To the untrained eye this appears as an achievement.  Because the bar has been set so low, even though this achievement would have never even been flagged on the radar of a saint, the sinner is celebrated.  Those around them rejoice in the effort put forth in this momentous occasion and reward the behavior with praise and adulation. 

In the scorebook of life, the events that stand out when one thinks of the saint and the sinner are quite different. 

When looking across the sinner’s life, what stands out to people is the few times they actually did something considered “good”.  This gives the viewer the perception of goodness achieved, and leaves them with a positive perspective of that person’s actual potential.

When looking across the saint’s life, what stands out to people is the few times they fell short of “good”.  This may give the viewer the perception of their failure to stay good, and may leave them with a more negative perspective of that person’s actual shortcomings.

In the grand scheme of things, there is an omnipotent viewpoint.  From this higher view

,  it’s known that to be human is a verb as well as a noun.  It is the action of continual thoughts, decisions, and actions, as well as the progression of change over the course of years we refer to as living. 

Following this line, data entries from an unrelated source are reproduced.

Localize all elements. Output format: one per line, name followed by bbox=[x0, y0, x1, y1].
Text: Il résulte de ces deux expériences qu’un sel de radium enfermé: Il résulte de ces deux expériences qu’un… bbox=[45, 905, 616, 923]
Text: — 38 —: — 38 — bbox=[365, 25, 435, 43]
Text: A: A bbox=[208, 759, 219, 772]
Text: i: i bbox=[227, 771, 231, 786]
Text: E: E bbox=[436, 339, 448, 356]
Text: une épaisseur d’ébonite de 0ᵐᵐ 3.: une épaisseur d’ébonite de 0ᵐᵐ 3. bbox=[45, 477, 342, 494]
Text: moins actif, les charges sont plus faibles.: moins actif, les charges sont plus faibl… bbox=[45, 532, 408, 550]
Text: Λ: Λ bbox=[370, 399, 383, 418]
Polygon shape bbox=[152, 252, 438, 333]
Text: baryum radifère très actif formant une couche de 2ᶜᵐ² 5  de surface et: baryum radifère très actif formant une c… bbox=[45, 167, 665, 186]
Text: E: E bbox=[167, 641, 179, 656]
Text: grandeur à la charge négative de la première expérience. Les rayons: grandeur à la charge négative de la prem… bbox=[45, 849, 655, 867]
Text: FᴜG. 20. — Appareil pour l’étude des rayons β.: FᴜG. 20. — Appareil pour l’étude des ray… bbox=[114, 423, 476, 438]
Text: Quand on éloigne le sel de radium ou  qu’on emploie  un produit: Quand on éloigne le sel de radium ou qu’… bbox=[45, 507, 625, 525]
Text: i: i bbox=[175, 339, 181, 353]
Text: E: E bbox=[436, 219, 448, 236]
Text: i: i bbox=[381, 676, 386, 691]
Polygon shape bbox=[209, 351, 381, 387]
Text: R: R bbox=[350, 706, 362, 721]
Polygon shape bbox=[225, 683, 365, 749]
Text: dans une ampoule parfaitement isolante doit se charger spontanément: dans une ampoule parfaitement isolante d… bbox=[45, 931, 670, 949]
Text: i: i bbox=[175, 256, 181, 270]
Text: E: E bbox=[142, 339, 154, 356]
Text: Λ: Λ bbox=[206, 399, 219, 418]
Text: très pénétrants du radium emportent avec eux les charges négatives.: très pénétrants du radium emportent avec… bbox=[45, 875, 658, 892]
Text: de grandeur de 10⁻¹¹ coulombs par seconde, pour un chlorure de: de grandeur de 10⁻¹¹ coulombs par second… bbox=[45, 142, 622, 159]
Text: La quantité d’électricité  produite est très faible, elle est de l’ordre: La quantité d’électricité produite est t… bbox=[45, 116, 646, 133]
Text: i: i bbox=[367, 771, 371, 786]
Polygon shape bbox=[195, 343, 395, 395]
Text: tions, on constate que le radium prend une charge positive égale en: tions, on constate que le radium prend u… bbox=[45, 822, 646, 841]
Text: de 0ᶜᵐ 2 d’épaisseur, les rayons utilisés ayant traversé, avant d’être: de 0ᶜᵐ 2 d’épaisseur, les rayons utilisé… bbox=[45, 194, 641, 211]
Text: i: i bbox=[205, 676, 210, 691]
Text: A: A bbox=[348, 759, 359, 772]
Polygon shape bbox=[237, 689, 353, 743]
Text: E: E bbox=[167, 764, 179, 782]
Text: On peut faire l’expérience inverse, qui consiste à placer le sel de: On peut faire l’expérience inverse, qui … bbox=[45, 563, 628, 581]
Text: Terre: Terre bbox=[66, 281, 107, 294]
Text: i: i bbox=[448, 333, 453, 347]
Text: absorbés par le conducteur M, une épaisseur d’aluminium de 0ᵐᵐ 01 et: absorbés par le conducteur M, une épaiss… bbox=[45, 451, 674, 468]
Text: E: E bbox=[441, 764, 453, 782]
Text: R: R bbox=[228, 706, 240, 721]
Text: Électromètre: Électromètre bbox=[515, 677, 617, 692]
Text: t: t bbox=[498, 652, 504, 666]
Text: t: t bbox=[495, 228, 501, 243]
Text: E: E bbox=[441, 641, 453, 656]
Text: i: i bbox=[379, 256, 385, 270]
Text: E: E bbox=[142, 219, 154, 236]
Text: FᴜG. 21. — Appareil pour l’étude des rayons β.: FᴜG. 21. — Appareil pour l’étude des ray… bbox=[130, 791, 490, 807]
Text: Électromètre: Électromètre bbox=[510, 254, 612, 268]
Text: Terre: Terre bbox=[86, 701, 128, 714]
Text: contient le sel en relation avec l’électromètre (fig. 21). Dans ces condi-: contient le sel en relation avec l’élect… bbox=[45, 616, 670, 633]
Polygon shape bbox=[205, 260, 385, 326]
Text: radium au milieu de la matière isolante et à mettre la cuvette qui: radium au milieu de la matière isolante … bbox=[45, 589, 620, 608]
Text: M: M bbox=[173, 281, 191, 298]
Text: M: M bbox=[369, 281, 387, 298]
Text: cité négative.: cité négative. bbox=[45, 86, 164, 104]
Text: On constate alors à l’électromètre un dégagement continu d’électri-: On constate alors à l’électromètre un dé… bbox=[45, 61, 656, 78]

That all-knowing vantage point realizes that to be human is to be imperfect, and to live is to find the way to pull yourself up again each time you inevitably stumble.

Unfortunately we often aren’t able to rise to that viewpoint, and instead, see ourselves as having failed at times, when all we were truly doing is being human.

Maybe to achieve peace of mind within a lifetime is to realize that we can only control how our own mind judges us, and that most of the time, we should be much more gentle on ourselves than we actually are.  And that the life we live exists in the shades of gray between those extremes of black and white we tend to focus on. 

If we can find a way to know what resonates within our own selves as “right” or “wrong”, “good” or “bad”, “positive” or “negative” in any given situation, and make each small decision based on what rings true within our own experience, then we should see ourselves as  succeeding.  

If we can find a way to realizing our own unique truth, standing strong and not allowing ourselves to be swayed from it, speaking it with kindness to those around us, and acting on it responsibly so as not to hamper anyone else’s truth, than we have found our best path in life. 

A path where no one is all sinner, and no one is all saint.  Where we can all accept ourselves as a little bit of everything, doing our best to color our lives outside of the lines.